Si la guerre en Syrie est largement documentée et relayée dans les médias français – parfois tributaires d’une certaine vision « atlantiste » de l’information – il est de certaines guerres dont on ne parle pas. C’est le cas de la guerre civile au Yémen, où les affrontements entre les Houthis (un groupe religieux situé au Nord du Yémen) et le gouvernement yéménite, soutenu par l’Arabie saoudite, s’intensifient depuis plusieurs années. Au total, on compte plus de 3 millions de personnes déplacées et environ 10 000 morts depuis le début du conflit, qui a également entrainé la destruction de nombreux sites archéologiques et d’une grande partie du Yémen.
Comme le rappelait Eric Denécé directeur du CF2R (le Centre Français de Recherche sur le Renseignement) sur LCI « on ne parle pas du massacre humanitaire que conduisent les Saoudiens au Yémen, où systématiquement les hôpitaux sont ciblés (…) au Yémen il n’y a pas un kilomètre carré qui ne soit pas bombardé par les saoudiens, dans lequel les combats n’aient pas lieu : mais on ne parle pas de cela ».
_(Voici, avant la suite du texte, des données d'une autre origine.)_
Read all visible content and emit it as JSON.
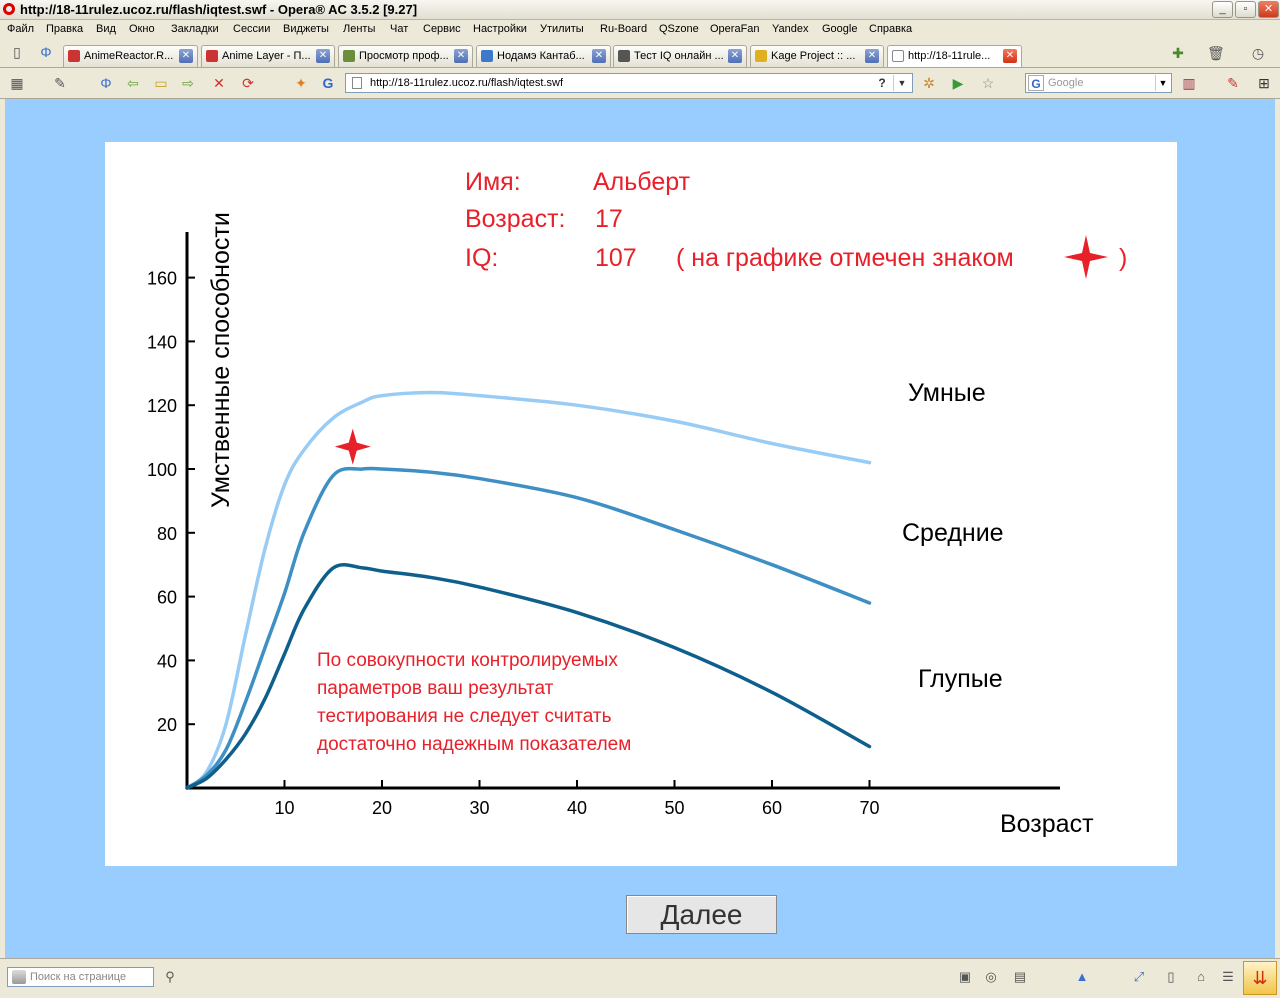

Mais pourquoi un tel silence des médias français ? Selon des informations inédites de l’observatoire des armements livrées à la revue Orient XXI, la France serait en train d’accélérer ses livraisons d’armes à la coalition arabe menée par l’Arabie saoudite contre les Houthistes, en détournant un contrat d’armement originairement destiné au Liban.

Crédits : MSF
La guerre au Yémen : un marché juteux pour le gouvernement français
Si les livraisons d’armes des Etats-Unis et du Royaume-Unis à l’Arabie saoudite leur ont souvent valu les reproches de la communauté internationale, la France est jusqu’à présent restée à l’abri, bien qu’ayant « une longue tradition de partenariat avec le royaume saoudien et plusieurs de ses alliés ». Depuis les années 2000, les livraisons d’armement aux pays du Golfe se sont considérablement intensifiées : aujourd’hui, 50% des prises de commandes enregistrées par la France concernaient des pays du Proche-Orient et particulièrement l’Arabie saoudite, qui a dépensé près de 9 milliards d’euros dans l’achat d’armements français.
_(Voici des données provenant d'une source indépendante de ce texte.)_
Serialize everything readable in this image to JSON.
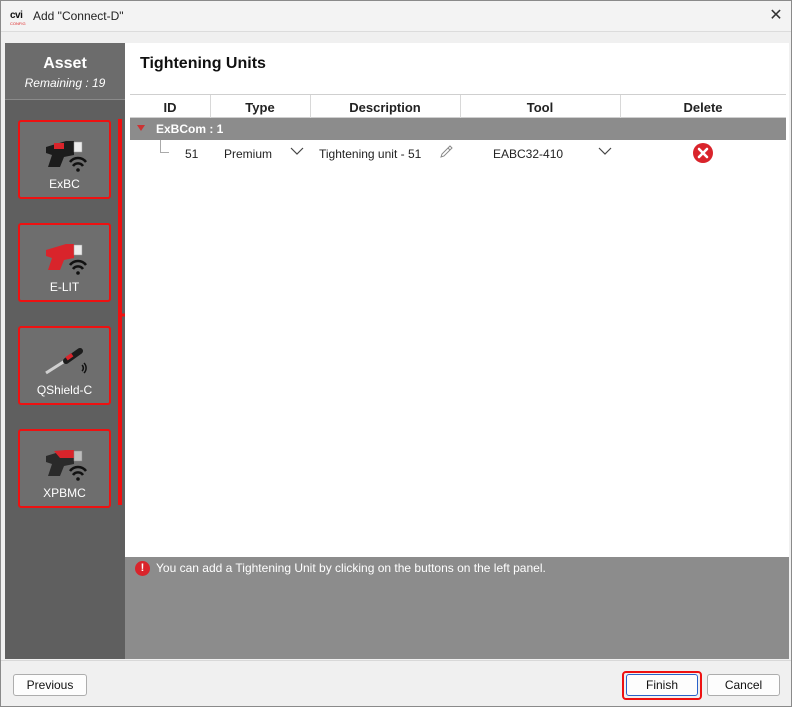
{
  "window": {
    "app_logo_text": "cvi",
    "app_logo_subtext": "CONFIG",
    "title": "Add \"Connect-D\"",
    "close_glyph": "✕"
  },
  "asset_panel": {
    "title": "Asset",
    "remaining": "Remaining : 19",
    "tools": [
      {
        "label": "ExBC",
        "icon": "exbc-tool-icon"
      },
      {
        "label": "E-LIT",
        "icon": "elit-tool-icon"
      },
      {
        "label": "QShield-C",
        "icon": "qshield-wrench-icon"
      },
      {
        "label": "XPBMC",
        "icon": "xpbmc-tool-icon"
      }
    ]
  },
  "main": {
    "title": "Tightening Units",
    "columns": [
      "ID",
      "Type",
      "Description",
      "Tool",
      "Delete"
    ],
    "group": {
      "label": "ExBCom : 1"
    },
    "rows": [
      {
        "id": "51",
        "type": "Premium",
        "description": "Tightening unit - 51",
        "tool": "EABC32-410"
      }
    ],
    "info_message": "You can add a Tightening Unit by clicking on the buttons on the left panel.",
    "info_icon_glyph": "!"
  },
  "footer": {
    "previous_label": "Previous",
    "finish_label": "Finish",
    "cancel_label": "Cancel"
  },
  "colors": {
    "accent_red": "#e11111",
    "panel_gray": "#5f5f5f",
    "group_gray": "#8c8c8c"
  }
}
Les pays occidentaux ont su exploiter cette « économie de guerre florissante », qu’importe les dégâts humains et le détournement des armes livrées, qui arrivent parfois aux mains des terroristes islamiques. Si la France est partie au TCA (Traité sur le commerce des Armes) et se voit donc interdite d’exporter des armes servant à des violations du droit international humanitaire, le gouvernement n’a fait qu’intensifier ses livraisons aux membres de la coalition arabe contre le Yémen (Rafale pour le Qatar, frégate Fremm pour l’Egypte, blindés légers Sherpa light pour le Koweït…). Aucune commission d’enquête parlementaire n’a été mise en place à ce jour pour contrôler les exportations d’armes : au total, ce sont donc plus de 16 milliards d’euros de licences d’exportation d’armes qui ont été attribuées, et ce rien que pour l’Arabie saoudite.
Les liens franco-saoudiens mis en cause
L’adaptation des sociétés d’armement françaises aux demandes saoudiennes et aux besoins des guerres menées au Proche-Orient en dit long sur la politique française d’armement. Des blindés légers Renault Sherpa light pour circuler dans les rues étroites des villes arabes, des avions Airbus 330-200 MRTT déployés au Yémen pour assurer le ravitaillement des F-15 saoudiens… Autant de technologies françaises qui servent directement aux massacres commis par l’Arabie saoudite et la coalition arabe.

Certains armements ont même été récupérés par l’Arabie saoudite alors qu’ils étaient originairement destins au Liban ! En effet l’accord « Donas » conclu fin 2014 entre Paris et Ryad, prévoyait la livraison d’armes aux Forces armées libanaises (FAL) pour lutter contre le terrorisme islamique et subvenir aux besoins de la guerre en Syrie. Mais les véritables motifs de cet accord sont remis en cause : 6 mois après sa signature, l’Arabie saoudite entre en guerre contre le Yémen et récupère une grande partie des armements destinés au Liban. Cet accord « Donas » n’aurait alors été qu’un « écran » pour camoufler l’objectif réel de la transaction : équiper l’Arabie Saoudite en prévision de la guerre au houdhites yemenites.
Les industriels eux aussi s’interrogent « dès 2015, nous avons engagé les tests de matériel prévus pour Donas. Or à notre surprise, il fallait adapter le matériel aux conditions qui ne correspondent pas à celles du Liban. Dès lors, nous avons compris. Nous travaillions sur du matériel ayant vocation à servir au Yémen » confie un industriel anonyme à Orient XXI. D’après lui : « 80 % du parc destiné à Beyrouth aurait fait l’objet d’une commande ferme de l’Arabie saoudite à destination de ses propres forces et 95 % était déjà déployé sur le terrain, en test ou définitivement ».
Aujourd’hui, le soutien direct et conscient de la France aux militaires saoudiens apparait comme une hypothèse de plus en plus probable alors que sa responsabilité dans les crimes de guerre commis au Yémen n’est pas toujours mise en cause… Faute de cesser ses livraisons d’armes aux dictatures du Golfe, l’Etat français décore leurs responsables politiques de la légion d’honneur (en mars 2016 François Hollande a décoré de la légion d’honneur le Prince héritier d’Arabie Saoudite Mohammed Ben Nayef). Il semblerait que comme toujours « ce sont les bons comptes qui font les amis ».